Tesla (TSLA) reported first quarter earnings that topped estimates after the bell on Wednesday, with Wall Street focused on the company’s slow-to-evolve Robotaxi rollout and capital expenditures, which are expected to balloon due to the company’s AI ventures.

Tesla reported revenue of $22.39 vs. $22.08 billion per Bloomberg consensus, down 9% year over year. Tesla posted adjusted EPS of $0.41 vs. $0.35. Tesla’s gross margin also hit 21.7%, vs. 17.7% estimated.

On the call, CFO Vaibhav Taneja said the company’s 2026 estimate for cap-ex will be “over $25 billion,” and will result in negative free cash flow for the rest of the year.

Tesla stock jumped in after-hours trade but rolled over following the cap-ex announcement.

“We commenced ramp of additional AI compute, new factories across battery and battery materials, and further prepared lines for start of production of Megapack 3, Cybercab and the Tesla Semi,” the company said in its Q1 release.

The key to Tesla’s growth is the rollout of its Robotaxi service. Over the weekend, the company said it had expanded Robotaxi service to parts of Dallas and Houston. Tesla said Cybercab, Tesla Semi, and its megapack battery production were all on schedule.

Tesla said robotaxi miles nearly doubled seqentially in Q1, with the company noting Cybercabs would eventually replace the Model Y SUVs used in service.

Read more: Live coverage of corporate earnings

Prior to this expansion, Tesla only offered Robotaxi service in Austin and ride-hailing services in the San Francisco Bay Area.

Tesla also revealed that its service in Dallas and Houston was “unsupervised,” meaning no safety driver is present, which had a limited rollout in Austin.

The big caveats here with Tesla are that the company doesn’t reveal how many Robotaxis are in the various geographic fleets at any time or how many are unsupervised.
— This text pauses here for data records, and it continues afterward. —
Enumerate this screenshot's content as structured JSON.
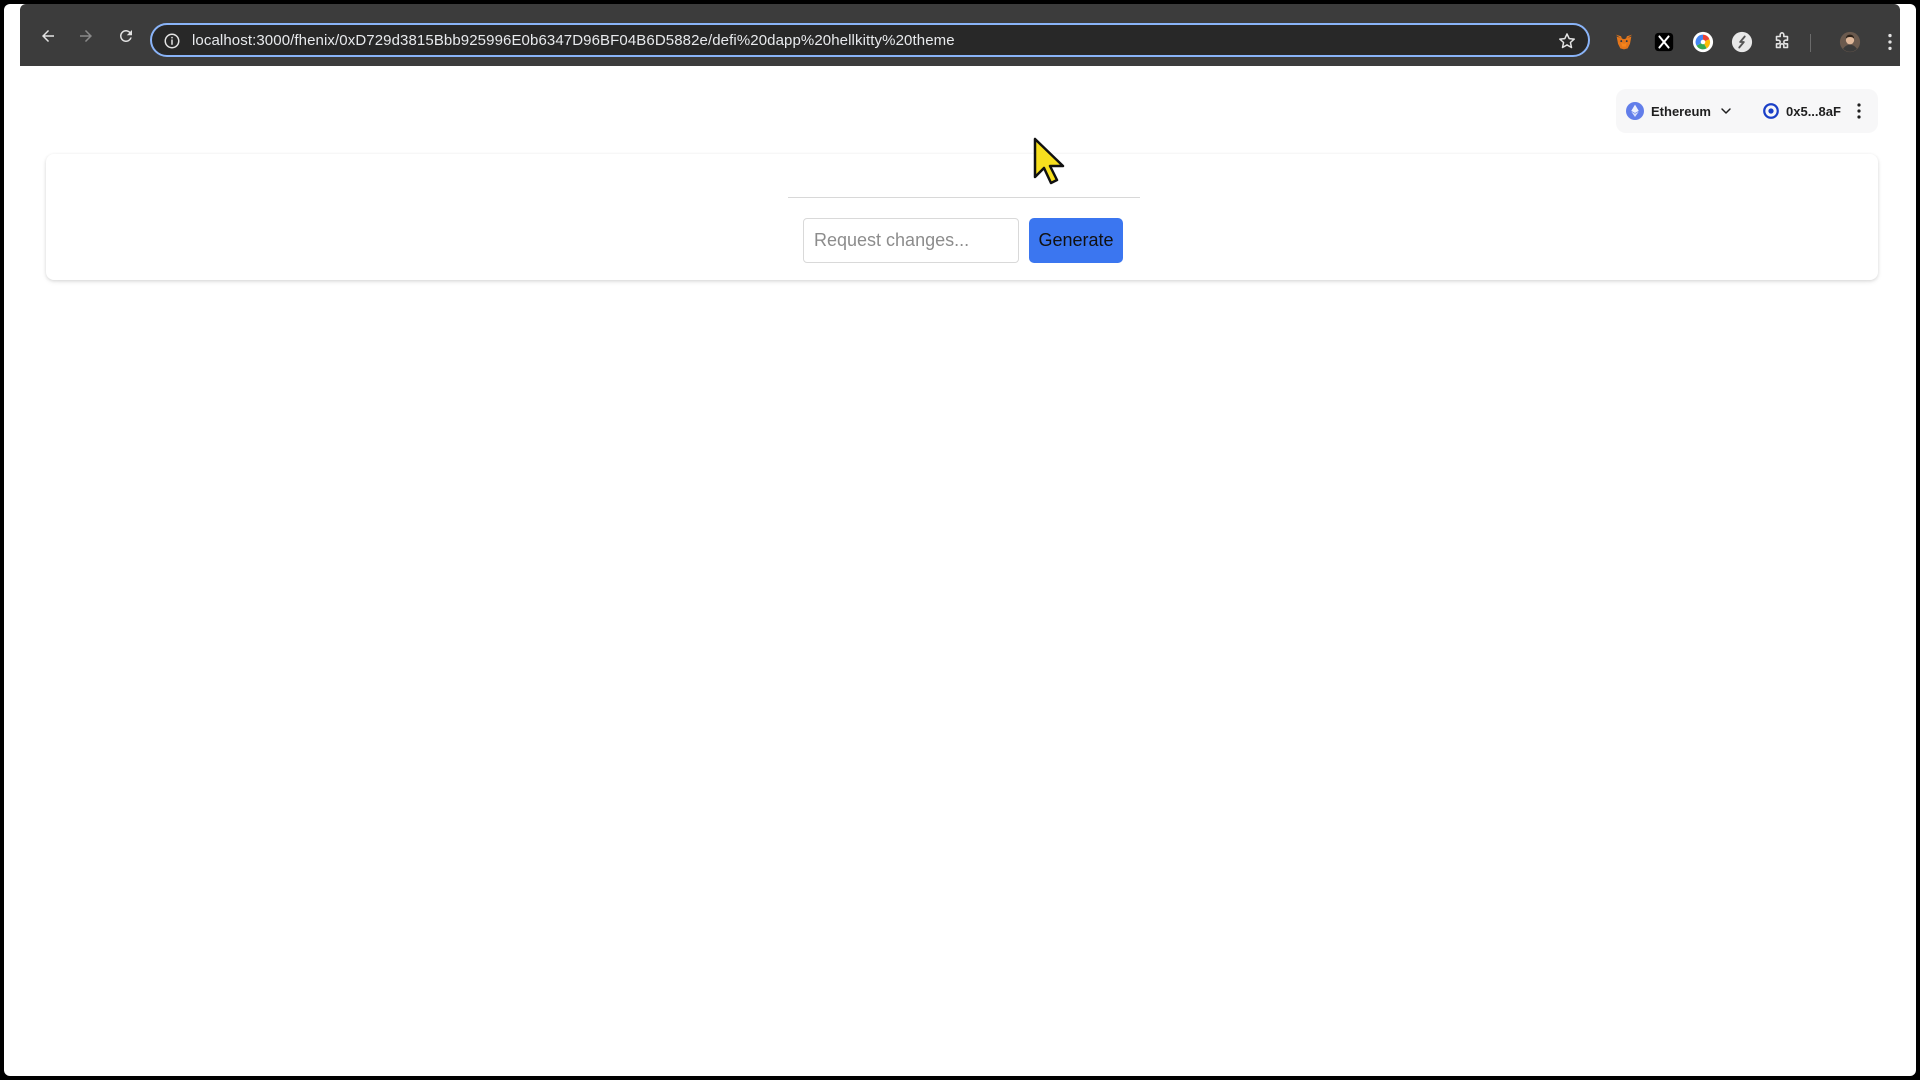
{
  "browser": {
    "url": "localhost:3000/fhenix/0xD729d3815Bbb925996E0b6347D96BF04B6D5882e/defi%20dapp%20hellkitty%20theme",
    "icons": {
      "back": "arrow-left-icon",
      "forward": "arrow-right-icon",
      "reload": "reload-icon",
      "site_info": "info-icon",
      "bookmark": "star-icon",
      "extensions": [
        "metamask-fox-icon",
        "x-logo-icon",
        "color-wheel-icon",
        "compass-icon",
        "puzzle-icon"
      ],
      "profile": "avatar-icon",
      "menu": "kebab-menu-icon"
    }
  },
  "wallet": {
    "network": "Ethereum",
    "account": "0x5...8aF",
    "colors": {
      "eth": "#627eea",
      "account_ring": "#1a3fc7"
    }
  },
  "composer": {
    "input_placeholder": "Request changes...",
    "input_value": "",
    "generate_label": "Generate",
    "button_color": "#3b76f0"
  }
}
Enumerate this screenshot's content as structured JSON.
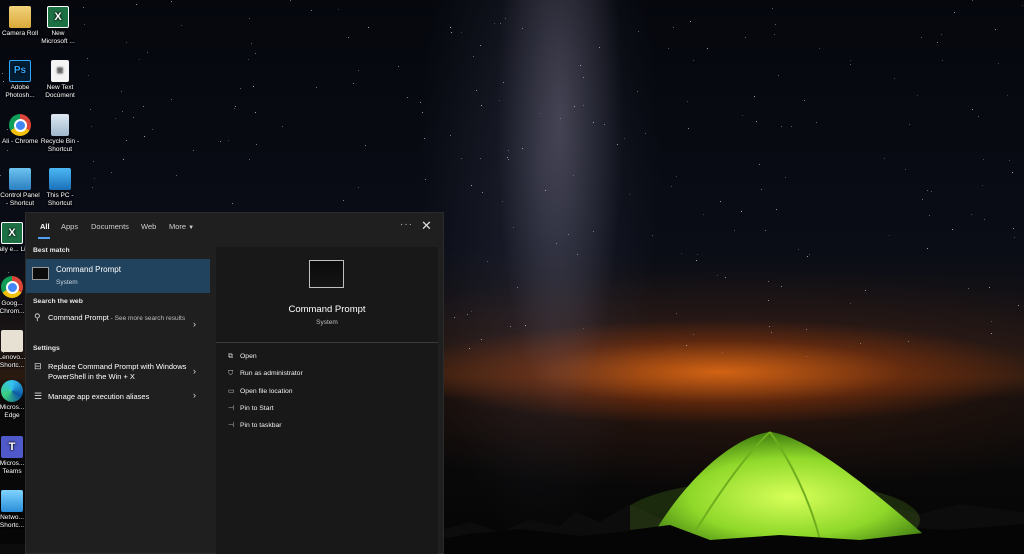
{
  "desktop_icons": [
    {
      "label": "Camera Roll",
      "icon": "folder-icon"
    },
    {
      "label": "New Microsoft ...",
      "icon": "excel-icon"
    },
    {
      "label": "Adobe Photosh...",
      "icon": "photoshop-icon",
      "glyph": "Ps"
    },
    {
      "label": "New Text Document",
      "icon": "text-document-icon"
    },
    {
      "label": "Ali - Chrome",
      "icon": "chrome-icon"
    },
    {
      "label": "Recycle Bin - Shortcut",
      "icon": "recycle-bin-icon"
    },
    {
      "label": "Control Panel - Shortcut",
      "icon": "control-panel-icon"
    },
    {
      "label": "This PC - Shortcut",
      "icon": "this-pc-icon"
    },
    {
      "label": "Daily e... List",
      "icon": "excel-icon"
    },
    {
      "label": "Goog... Chrom...",
      "icon": "chrome-icon"
    },
    {
      "label": "Lenovo... Shortc...",
      "icon": "lenovo-icon"
    },
    {
      "label": "Micros... Edge",
      "icon": "edge-icon"
    },
    {
      "label": "Micros... Teams",
      "icon": "teams-icon"
    },
    {
      "label": "Netwo... Shortc...",
      "icon": "network-icon"
    }
  ],
  "search": {
    "tabs": [
      "All",
      "Apps",
      "Documents",
      "Web",
      "More"
    ],
    "active_tab": "All",
    "best_match_heading": "Best match",
    "best_match": {
      "title": "Command Prompt",
      "subtitle": "System"
    },
    "search_web_heading": "Search the web",
    "web_result": {
      "query": "Command Prompt",
      "suffix": " - See more search results"
    },
    "settings_heading": "Settings",
    "settings_items": [
      "Replace Command Prompt with Windows PowerShell in the Win + X",
      "Manage app execution aliases"
    ],
    "detail": {
      "title": "Command Prompt",
      "subtitle": "System",
      "actions": [
        "Open",
        "Run as administrator",
        "Open file location",
        "Pin to Start",
        "Pin to taskbar"
      ]
    }
  },
  "colors": {
    "panel_bg": "#1f1f1f",
    "selection": "#22435d",
    "accent": "#4ea1f3"
  }
}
In addition to spending on new batteries, Cybercab production, Optimus robots, and AI compute, a massive piece of the capex spend will be related to its chipmaking endeavors, a key priority for CEO Elon Musk.

Tesla's new Terafab would be located in Austin, Texas.
Tesla’s new Terafab would be located in Austin, Texas. · SpaceX

Tesla stock jumped last week on optimism on the chip front, with CEO Elon Musk claiming early Wednesday that Tesla was “taping out,” or had completed the final stage of the chip design process for its upcoming AI5 chip, destined for future EVs, massive training clusters, and Optimus.
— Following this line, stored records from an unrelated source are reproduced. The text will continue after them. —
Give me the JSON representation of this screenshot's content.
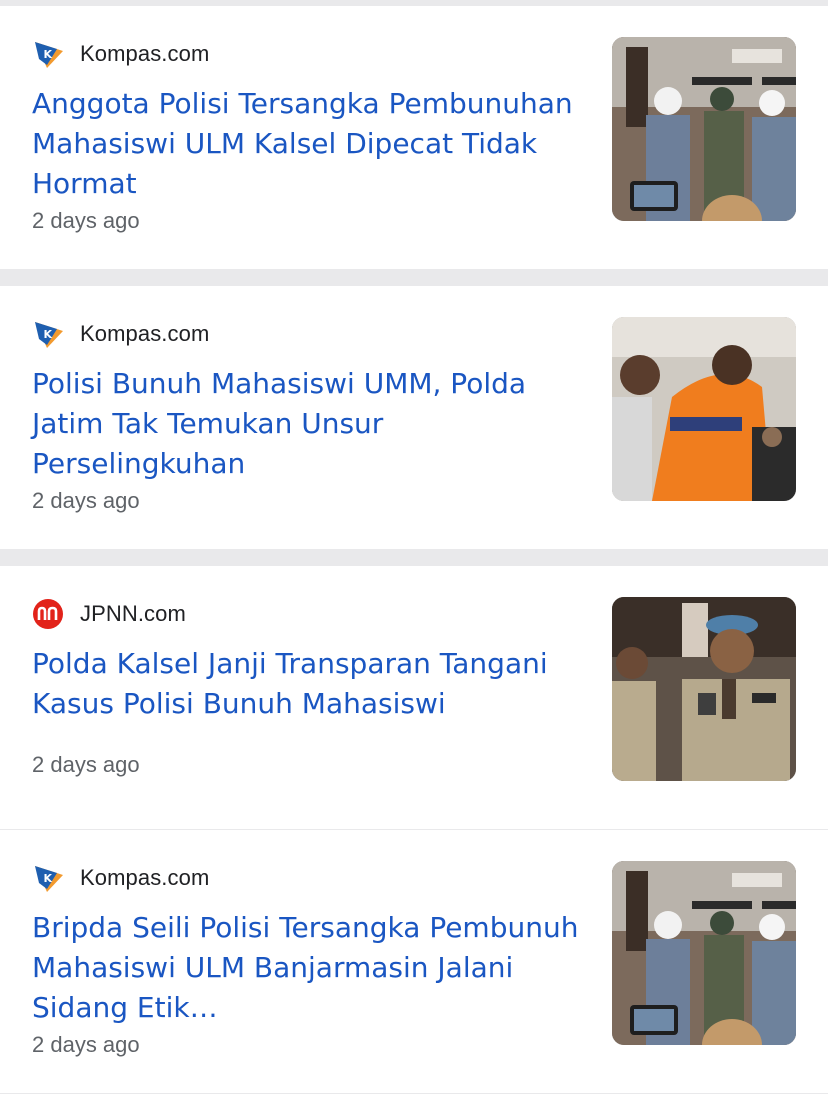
{
  "articles": [
    {
      "source": "Kompas.com",
      "source_icon": "kompas-logo-icon",
      "title": "Anggota Polisi Tersangka Pembunuhan Mahasiswi ULM Kalsel Dipecat Tidak Hormat",
      "time": "2 days ago",
      "thumbnail": "police-ceremony-photo"
    },
    {
      "source": "Kompas.com",
      "source_icon": "kompas-logo-icon",
      "title": "Polisi Bunuh Mahasiswi UMM, Polda Jatim Tak Temukan Unsur Perselingkuhan",
      "time": "2 days ago",
      "thumbnail": "suspect-orange-shirt-photo"
    },
    {
      "source": "JPNN.com",
      "source_icon": "jpnn-logo-icon",
      "title": "Polda Kalsel Janji Transparan Tangani Kasus Polisi Bunuh Mahasiswi",
      "time": "2 days ago",
      "thumbnail": "police-officer-press-photo"
    },
    {
      "source": "Kompas.com",
      "source_icon": "kompas-logo-icon",
      "title": "Bripda Seili Polisi Tersangka Pembunuh Mahasiswi ULM Banjarmasin Jalani Sidang Etik…",
      "time": "2 days ago",
      "thumbnail": "police-ceremony-photo"
    }
  ],
  "colors": {
    "headline": "#1a56c2",
    "source_text": "#202124",
    "time_text": "#5f6368",
    "divider": "#e9e9eb",
    "kompas_blue": "#1f5fb0",
    "kompas_orange": "#f29a2e",
    "jpnn_red": "#e2231a"
  }
}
Tesla CEO Elon Musk said on the earnings call that Tesla would “probably have Optimus useful outside of Tesla sometime next year,” and that the reveal of Optimus V3 would occur near the start of production, likely July or August.

Chips like the AI5 would be produced at Tesla’s upcoming Terafab facility, though analysts warn a move to create its own “fab” is highly ambitious and likely a massive engineering, as well as financial challenge.
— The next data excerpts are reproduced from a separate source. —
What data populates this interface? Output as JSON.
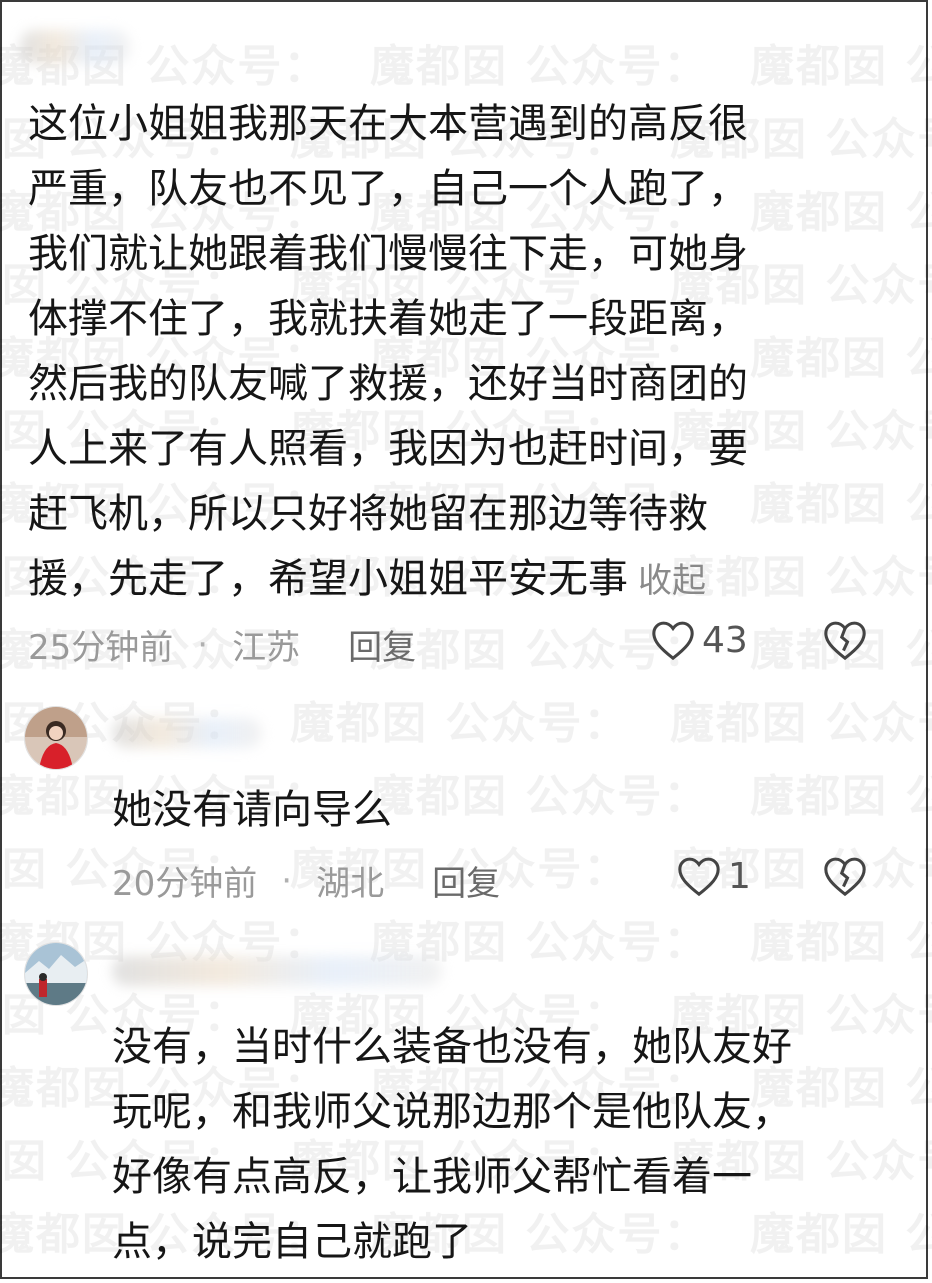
{
  "watermark": "魔都囡 公众号：",
  "comments": [
    {
      "text": "这位小姐姐我那天在大本营遇到的高反很\n严重，队友也不见了，自己一个人跑了，\n我们就让她跟着我们慢慢往下走，可她身\n体撑不住了，我就扶着她走了一段距离，\n然后我的队友喊了救援，还好当时商团的\n人上来了有人照看，我因为也赶时间，要\n赶飞机，所以只好将她留在那边等待救\n援，先走了，希望小姐姐平安无事",
      "collapse_label": "收起",
      "time": "25分钟前",
      "location": "江苏",
      "reply_label": "回复",
      "likes": "43"
    },
    {
      "text": "她没有请向导么",
      "time": "20分钟前",
      "location": "湖北",
      "reply_label": "回复",
      "likes": "1"
    },
    {
      "text": "没有，当时什么装备也没有，她队友好\n玩呢，和我师父说那边那个是他队友，\n好像有点高反，让我师父帮忙看着一\n点，说完自己就跑了"
    }
  ],
  "colors": {
    "text": "#161616",
    "meta": "#9a9a9a",
    "reply": "#6a6a6a",
    "border": "#3a3a3a"
  },
  "icons": [
    "heart-outline-icon",
    "broken-heart-icon"
  ]
}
Musk is also reportedly asking his team to push up production. Despite the call for “light-speed” movement, Tesla sources told Bloomberg that the fab will begin manufacturing silicon by 2029 and then scale up.

And there’s still the core auto business, which reportedly may see a cheaper model joining Tesla’s aging product portfolio.

Earlier this month, Tesla reported Q1 deliveries of 358,023 vehicles globally, versus 364,645 expected, up 6.3% year over year. However, the company’s total from last year was down due to the changeover to the new Model Y, meaning Q1 results from last year were unusually low.